This Labor Day weekend, I want to invite you to make the bold, countercultural decision to come to church!
The late pastor and author Eugene Peterson once wrote, “One of the afflictions of pastoral work has been to listen, with a straight face, to all the reasons people give for not going to church:
‘My mother made me when I was little.’
‘There are too many hypocrites in the church.’
‘It’s the only day I have to sleep in.’”
Using Psalm 122 as a reference, Peterson gives three reasons why worship has been a constant, foundational practice throughout the history of the Church, even all the way back to its roots under the Old Covenant.
Let Us Go to the House of the Lord
A Song of Ascents. Of David.
122
1 I was glad when they said to me,
“Let us go to the house of the Lord!”
2 Our feet have been standing
within your gates, O Jerusalem!
3 Jerusalem—built as a city
that is bound firmly together,
4 to which the tribes go up,
the tribes of the Lord,
as was decreed for Israel,
to give thanks to the name of the Lord.
5 There thrones for judgment were set,
the thrones of the house of David.
6 Pray for the peace of Jerusalem!
“May they be secure who love you!
7 Peace be within your walls
and security within your towers!”
8 For my brothers and companions’ sake
I will say, “Peace be within you!”
9 For the sake of the house of the Lord our God,
I will seek your good.
Worship is the common background to all Christian existence, which has been faithfully and willingly practiced for centuries. This psalm highlights three reasons (in Peterson’s words): “worship gives us a workable structure for life; worship nurtures our need to be in relationship with God; worship centers our attention on the decisions of God.”

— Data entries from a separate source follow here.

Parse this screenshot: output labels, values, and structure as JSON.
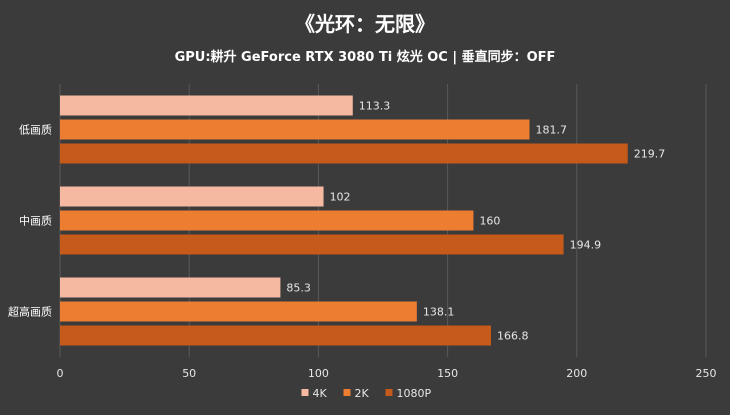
{
  "title": "《光环：无限》",
  "subtitle": "GPU:耕升 GeForce RTX 3080 Ti 炫光 OC | 垂直同步：OFF",
  "colors": {
    "background": "#3b3b3b",
    "grid": "#5a5a5a",
    "series": [
      "#f4b9a0",
      "#ed7d31",
      "#c55a1a"
    ]
  },
  "chart_data": {
    "type": "bar",
    "orientation": "horizontal",
    "categories": [
      "低画质",
      "中画质",
      "超高画质"
    ],
    "series": [
      {
        "name": "4K",
        "values": [
          113.3,
          102,
          85.3
        ]
      },
      {
        "name": "2K",
        "values": [
          181.7,
          160,
          138.1
        ]
      },
      {
        "name": "1080P",
        "values": [
          219.7,
          194.9,
          166.8
        ]
      }
    ],
    "xlim": [
      0,
      250
    ],
    "xticks": [
      0,
      50,
      100,
      150,
      200,
      250
    ],
    "grid": "vertical",
    "legend_position": "bottom"
  }
}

Worship gives us a workable structure for life. Verses 3 and 4 emphasize how Jerusalem was the place for worship. “When you went to Jerusalem, you encountered the great foundational realities: God created you, God redeemed you, God provided for you.” Through spoken word and rituals, worshipers were reminded of who God is and, by consequence, their sense of self and priorities of life were re-ordered unto His service. Without that framework holding all of us saints together, we will inevitably drift apart as each person pursues their own inner sense of purpose. When we come to church, from our various life-backgrounds and present-day stresses, we say, in essence, “We all want the same thing: life with God.”
A second reason that worship is such a foundational practice for Christians comes from verse 4, in which it is God’s decree to His people to give Him thanks. Worshiping together “nurtures our need to be in relationship with God.” Peterson says, brilliantly: “Feelings are important in many areas but completely unreliable in matters of faith… We think that if we don’t feel something there can be no authenticity in doing it. But the wisdom of God says something different: that we can act ourselves into a new way of feeling much quicker than we can feel ourselves into a new way of acting. Worship is an act that develops feelings for God, not a feeling for God that is expressed in an act of worship.”
Verse 5 highlights a third reason we keep engaging in regular acts of worship: the psalm describes worship as the place where “thrones for righteous judgment are set.” Judgment is how God sets all things in their rightful place. In the call to worship, we hear God’s first word to us, calling us out of our ordinary occupations to be fully occupied with Him. In the benediction, we hear God’s sending-out word, to be a blessing to our city. Between these two words, the Scriptures are read and expounded by a pastor who has spent the week wrestling with its meaning and application to the congregation. The songs generally paraphrase scriptural truths and give the saints words of response to sing back to God. “Every time we worship our minds are informed, our memories refreshed with the judgments of God, we are familiarized with what God says, what he has decided, the ways he is working out our salvation… There is simply no place where these can be done as well as in worship.”
If your Labor Day weekend plans do not include attending church, let Psalm 122 (and 2,000 years of wisdom from our forebears in the faith) be a loving voice of correction. There is no football game, smoked meat, or family gathering that can offer you a workable structure for life, nurture your need to be in relationship with God, or center your attention on the decrees of God.
If you wake up Sunday morning and feel like sleeping in, remember, “Worship does not satisfy our hunger for God–it whets our appetite. Our need for God is not taken care of by engaging in worship–it deepens. It overflows the hour and permeates the week. The need is expressed in a desire for peace and security. Our everyday needs are changed by the act of worship.”
Your brother,
Ryan
*Peterson, Eugene. 1980; 2nd edition 2000. A Long Obedience in the Same Direction: Discipleship in An Instant Society. InterVarsity Press: Downers Grove, IL, 47-57.